To be sure, from the point of view of nominalist, via moderna logic, complexe significabilia and inherent universals signified by common terms in all categories are semantically superfluous, and ontologically weird items. But given the analysis of predication and the corresponding semantic theory of the copula in the "realist" via antiqua logic, they are necessary components of the semantic theory, which have to be accounted for separately in a relatively independent ontology (in which, nevertheless, they may still be eliminated in various ways). Now in this situation the semantic disagreement is far from trivial, and cannot be settled with an appeal to common usage. For the point is that in this case there is no common usage. The new semantics of the nominalists simply managed to catch on, thereby establishing a new usage with its own authoritative positions, but apparently without any sound theoretical justification. For example, the only justification Buridan offers for his identity-theory of the copula is that it is a first principle. But how could it be, if just a generation earlier everybody thought otherwise, and advocated the inherence-theory? But then, what can possibly justify Buridan’s move? Indeed, the big questions for us are precisely whether there is, can be, or has to be such a justification, and if so, then what such a justification can appeal to.

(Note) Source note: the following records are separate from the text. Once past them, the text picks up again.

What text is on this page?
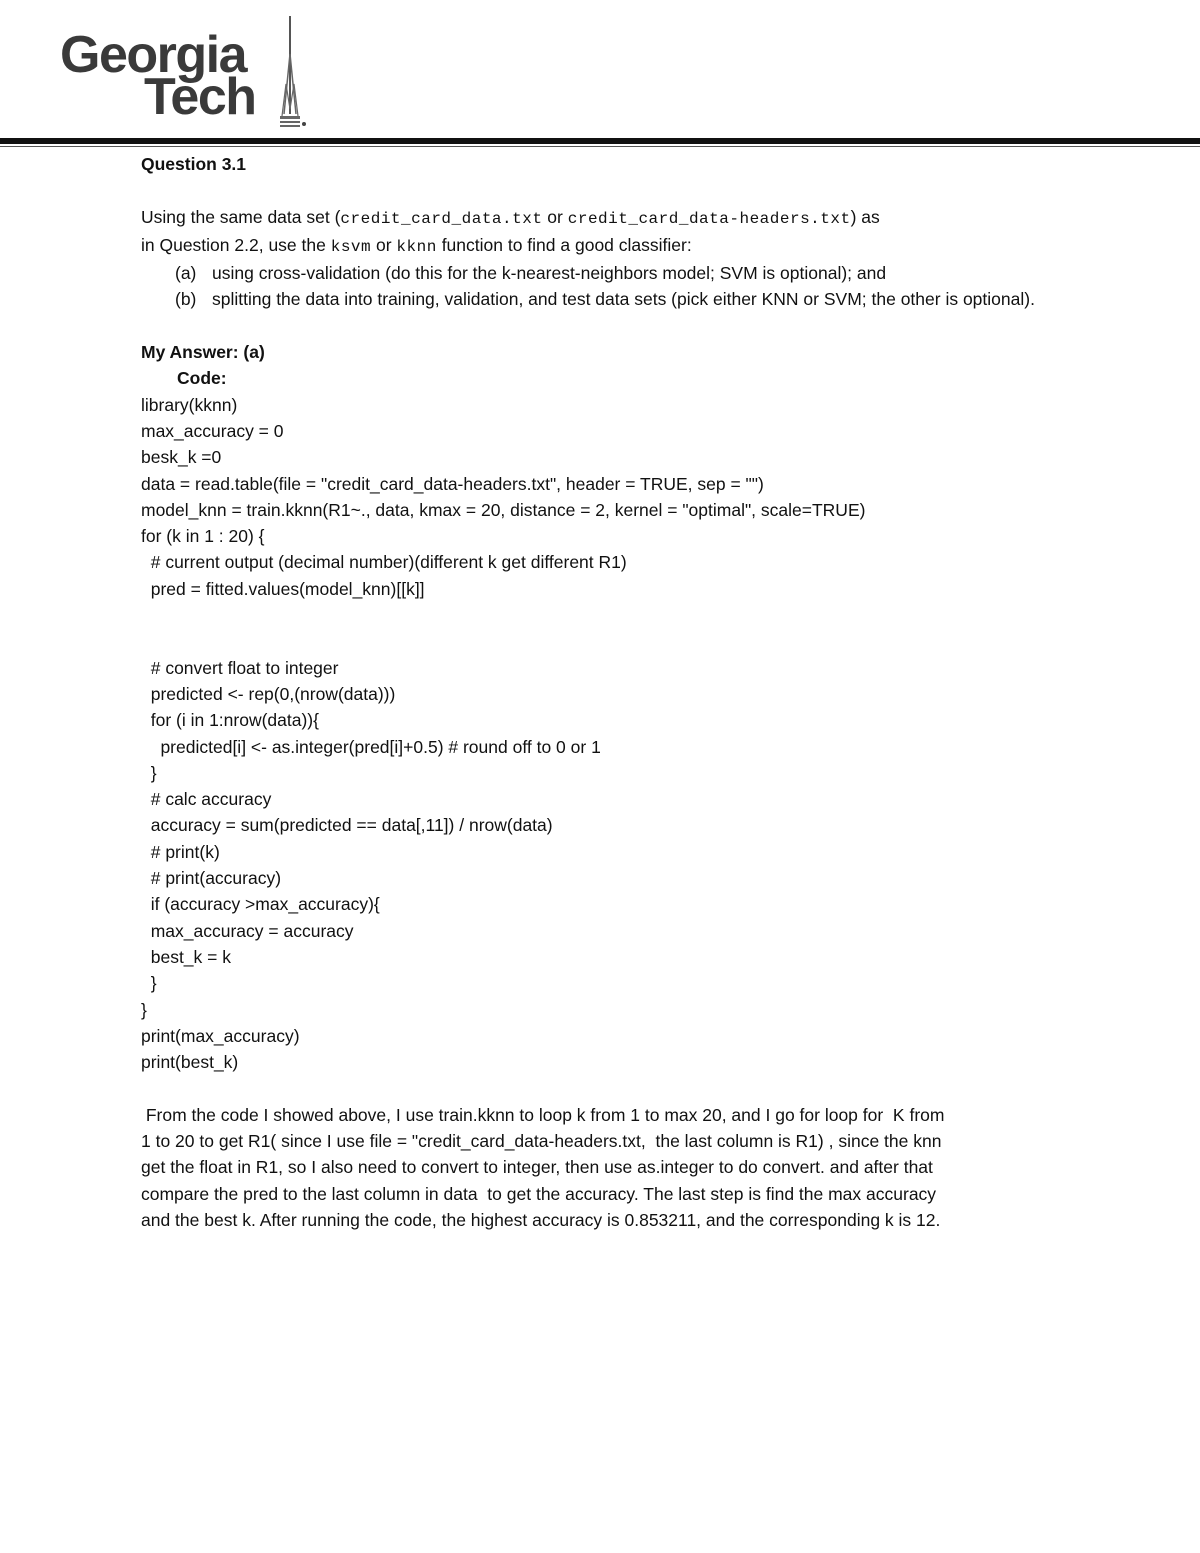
Georgia
Tech

Question 3.1

Using the same data set (credit_card_data.txt or credit_card_data-headers.txt) as

in Question 2.2, use the ksvm or kknn function to find a good classifier:

(a) using cross-validation (do this for the k-nearest-neighbors model; SVM is optional); and

(b) splitting the data into training, validation, and test data sets (pick either KNN or SVM; the other is optional).

My Answer: (a)

Code:

library(kknn)

max_accuracy = 0

besk_k =0

data = read.table(file = "credit_card_data-headers.txt", header = TRUE, sep = "")

model_knn = train.kknn(R1~., data, kmax = 20, distance = 2, kernel = "optimal", scale=TRUE)

for (k in 1 : 20) {

# current output (decimal number)(different k get different R1)

pred = fitted.values(model_knn)[[k]]

# convert float to integer

predicted <- rep(0,(nrow(data)))

for (i in 1:nrow(data)){

predicted[i] <- as.integer(pred[i]+0.5) # round off to 0 or 1

}

# calc accuracy

accuracy = sum(predicted == data[,11]) / nrow(data)

# print(k)

# print(accuracy)

if (accuracy >max_accuracy){

max_accuracy = accuracy

best_k = k

}

}

print(max_accuracy)

print(best_k)

From the code I showed above, I use train.kknn to loop k from 1 to max 20, and I go for loop for  K from

1 to 20 to get R1( since I use file = "credit_card_data-headers.txt,  the last column is R1) , since the knn

get the float in R1, so I also need to convert to integer, then use as.integer to do convert. and after that

compare the pred to the last column in data  to get the accuracy. The last step is find the max accuracy

and the best k. After running the code, the highest accuracy is 0.853211, and the corresponding k is 12.
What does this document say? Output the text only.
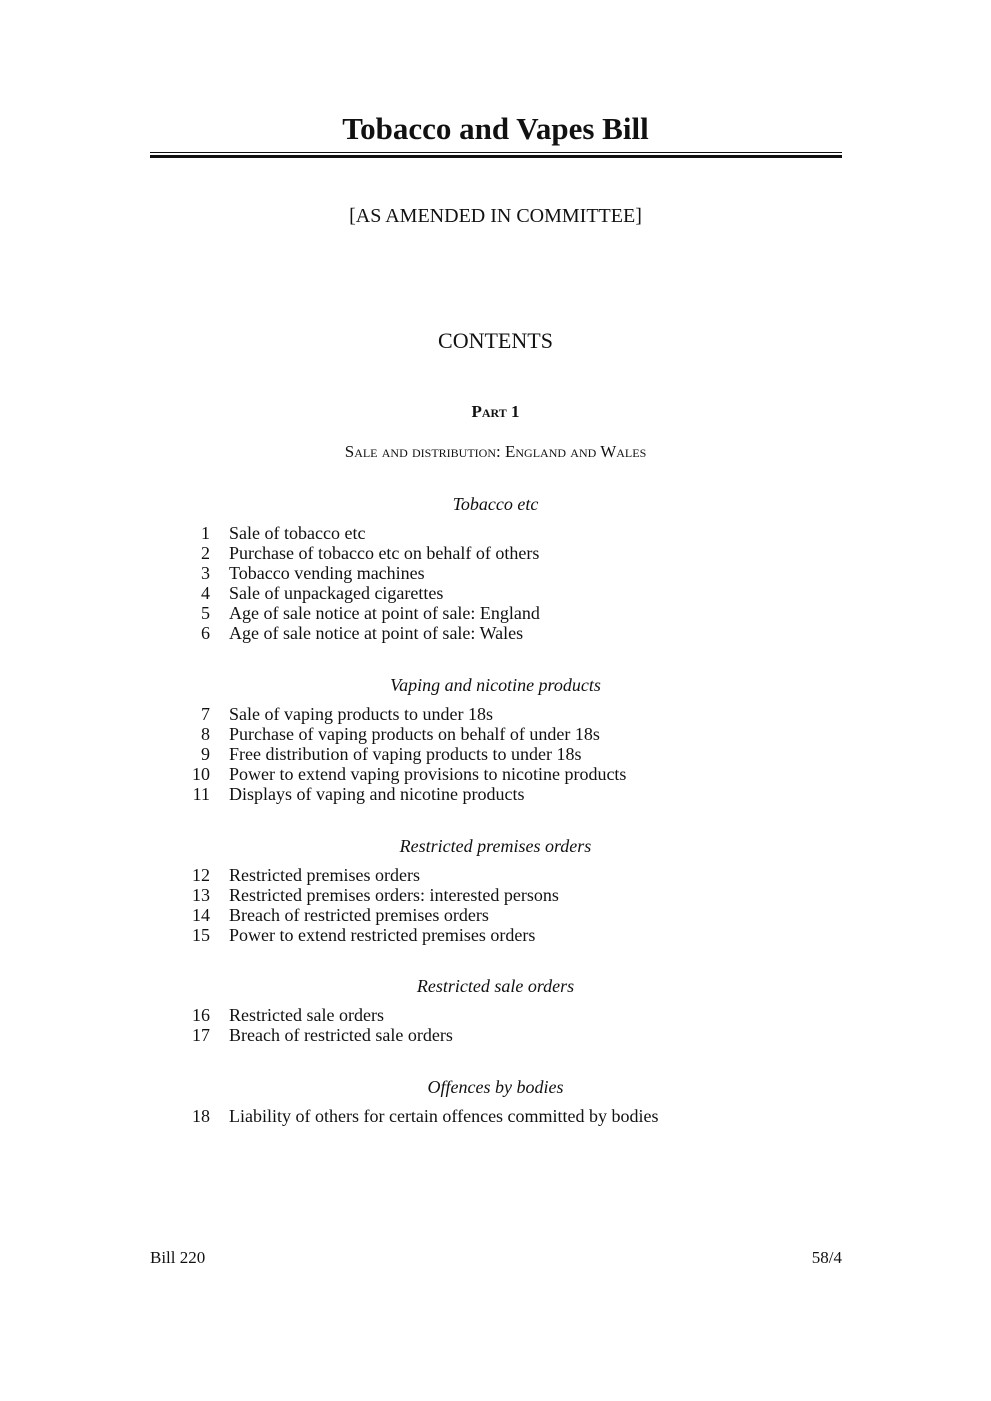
Tobacco and Vapes Bill
[AS AMENDED IN COMMITTEE]
CONTENTS
Part 1
Sale and distribution: England and Wales
Tobacco etc
1 Sale of tobacco etc
2 Purchase of tobacco etc on behalf of others
3 Tobacco vending machines
4 Sale of unpackaged cigarettes
5 Age of sale notice at point of sale: England
6 Age of sale notice at point of sale: Wales
Vaping and nicotine products
7 Sale of vaping products to under 18s
8 Purchase of vaping products on behalf of under 18s
9 Free distribution of vaping products to under 18s
10 Power to extend vaping provisions to nicotine products
11 Displays of vaping and nicotine products
Restricted premises orders
12 Restricted premises orders
13 Restricted premises orders: interested persons
14 Breach of restricted premises orders
15 Power to extend restricted premises orders
Restricted sale orders
16 Restricted sale orders
17 Breach of restricted sale orders
Offences by bodies
18 Liability of others for certain offences committed by bodies
Bill 220	58/4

From this point of view the work of the medieval artistae can hardly be deemed insignificant. On the contrary, their work constituted the first and most significant move towards the emergence of modern philosophy, in which the type of paradigm-shift they initiated, introducing profound theoretical changes on the semantic level of philosophical discourse, has become the rule, rather than the exception. But then we can understand our modern situation much better, if we carefully study this phenomenon at its roots, as it first emerged in a very different intellectual historical context.
Therefore, in conclusion, let me just raise for the discussion what I described above as the big questions for us in this context, namely, whether there is, can be, or has to be a theoretical justification for the paradigm-shift introduced by the new nominalist semantics, and if so, what is it that such a justification can appeal to, and if not, on what basis can we claim the opposite?